In a recently-published study, Jeremy Crane (Imperial College Healthcare NHS Trust, Hammersmith Hospital, London, UK) and colleagues conclude that a 3mm-long arteriotomy may be routinely utilised for brachiocephalic fistula creation in an attempt to limit the incidence of steal syndrome, while maintaining clinical patency outcomes. According to the authors, this is the first ever series in the literature of a 3mm arteriotomy.
“The arteriovenous fistula [AVF] is the modality of choice for long-term haemodialysis access,” the Journal of Vascular Access (JVA) paper begins. The authors cite lower rates of access-related infection and improved patient and access survival when compared to other modalities such as arteriovenous grafts or longstanding tunnelled central venous catheters as the reasons behind why the AVF is the most popular modality for haemodialysis access.
However, AVF formation is “not to be taken lightly,” Crane and colleagues warn, noting that dialysis access-associated steal syndrome (DASS) as an “important” and “potentially limb threatening” complication. They explain that the hallmarks of steal syndrome are symptoms and signs of peripheral vascular insufficiency within the limb distal to the AVF, which are often detected through a thorough clinical history and examination.
They go on to describe the feasibility of routinely fashioning a brachiocephalic fistula utilising a 3mm-long arteriotomy in an attempt to reduce the incidence of symptomatic steal syndrome, while maintaining clinical patency outcomes.
Crane and colleagues describe the study as a retrospective analysis of prospectively collected clinical data from a single surgeon.

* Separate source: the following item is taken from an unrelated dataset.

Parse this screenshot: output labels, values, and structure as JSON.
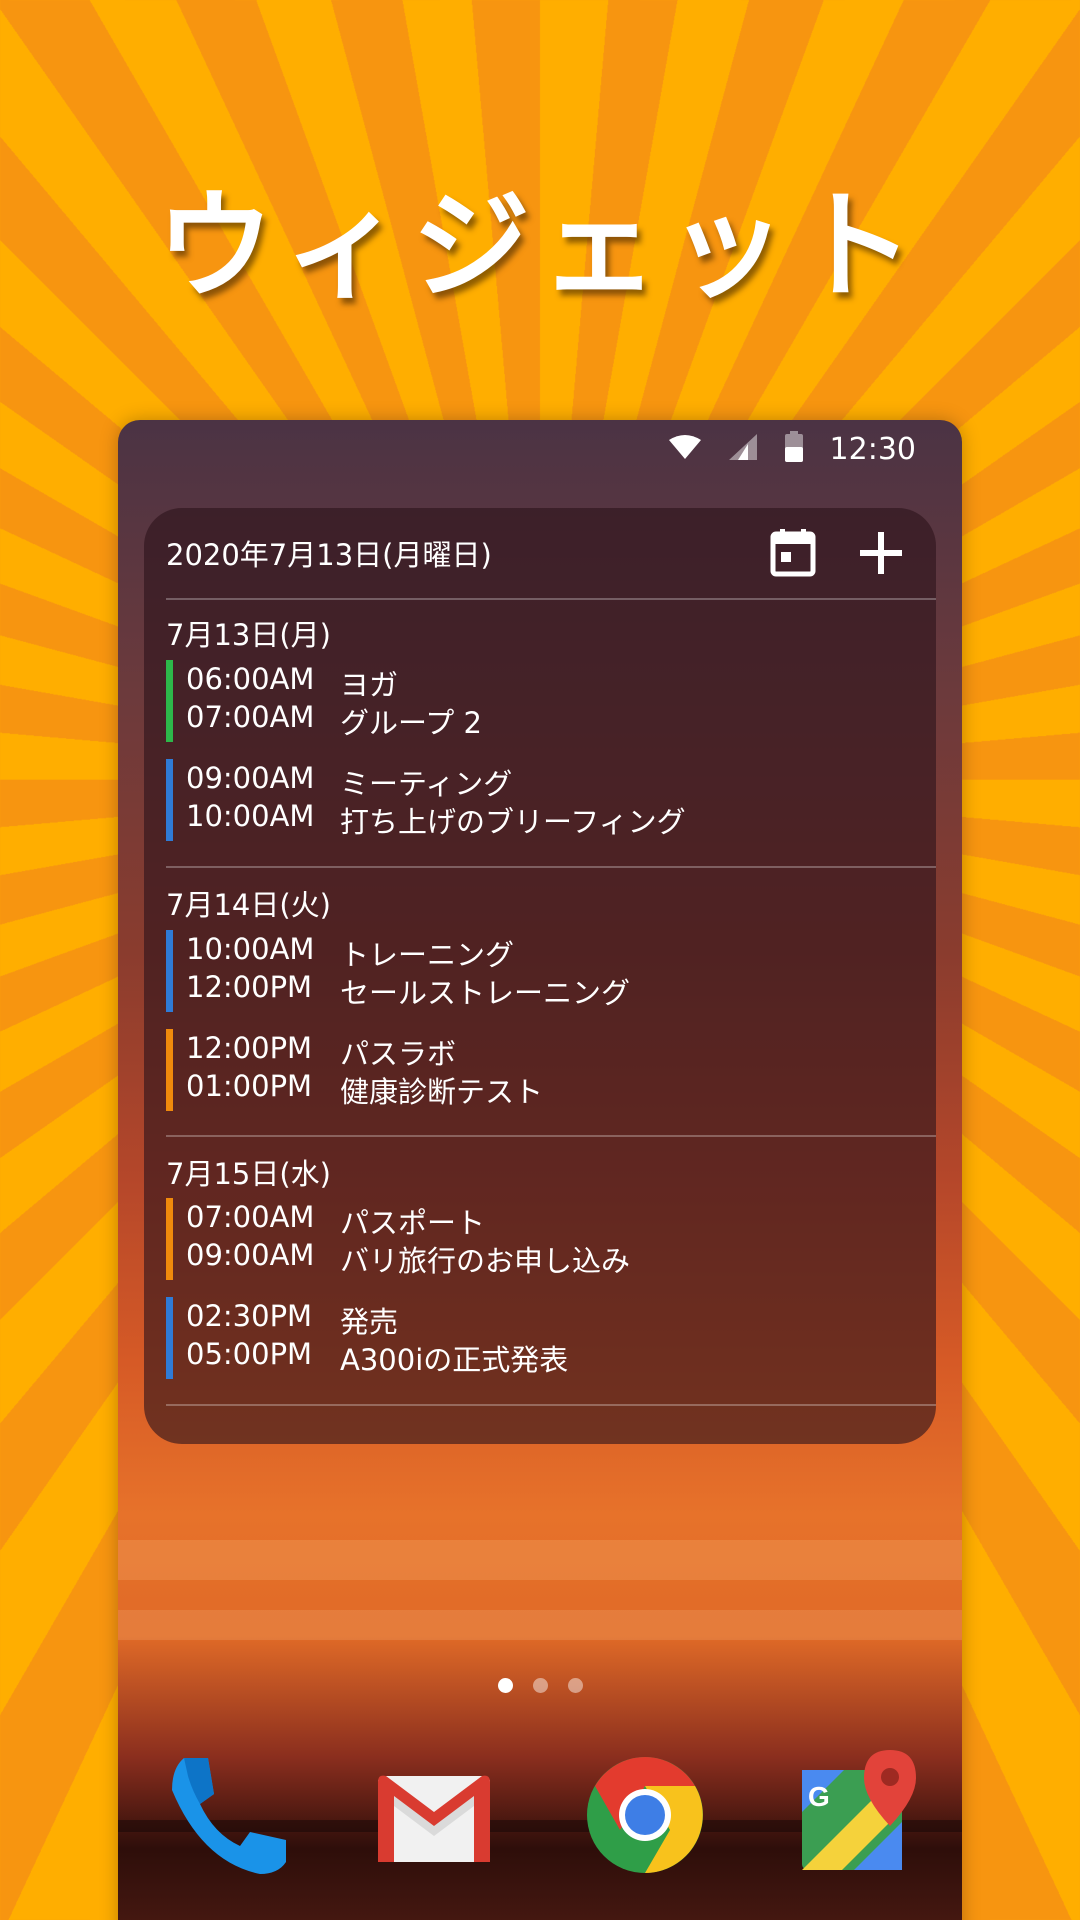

They detail that they included all patients who underwent brachiocephalic fistula formation using a routine 3mm-long arteriotomy within Hammersmith Hospital between January 2017 and March 2018 in the study. They note that primary outcomes included primary failure, failure of maturation, secondary patency, and steal syndrome.
Writing in JVA, Crane et al relay that 68 brachiocephalic AVFs were fashioned utilising a 3mm arteriotomy during study period, adding that the mean age was 60.5 years with 59% having a history of diabetes mellitus. The mean follow-up was 368 days, the authors write.
The authors report that primary failure occured in 10 (14.7%) of patients, and that cannulation was achieved in 67.3% of remaining fistulae within three months, rising to 87.3% by six months.
In terms of primary patency, Crane and colleagues note that this was 76% and 69% at six and 12 months, respectively. Secondary patency at the same time points was 91% and 94%, respectively. Finally, the authors detail that dialysis access steal syndrome was clinically apparent in three (4.4%) patients, with all cases being managed conservatively.
The authors acknowledge that the present study has certain limitations. Firstly, they recognise that steal syndrome is multifactorial in origin and not purely related to anastomosis calibre. In addition, “follow-up among the patients included in the study is limited,” Crane and colleagues write, adding that late presentations of DASS due to ongoing arterial and venous remodelling and subsequent increase in fistula flow may subsequently occur. They suggest that a randomised trial with clear documentation of venous and arterial diameter along with postoperative duplex ultrasound and haemodialysis access flow assessment would be useful.
Crane et al posit that comparison alongside other techniques such as the proximal radial artery AVF, particularly among patients deemed at higher risk of steal syndrome would be of interest. Nevertheless, they emphasise that a shorter length arteriotomy of 3mm “appears sufficient” to maintain fistula patency, while potentially minimising the risk of steal phenomena.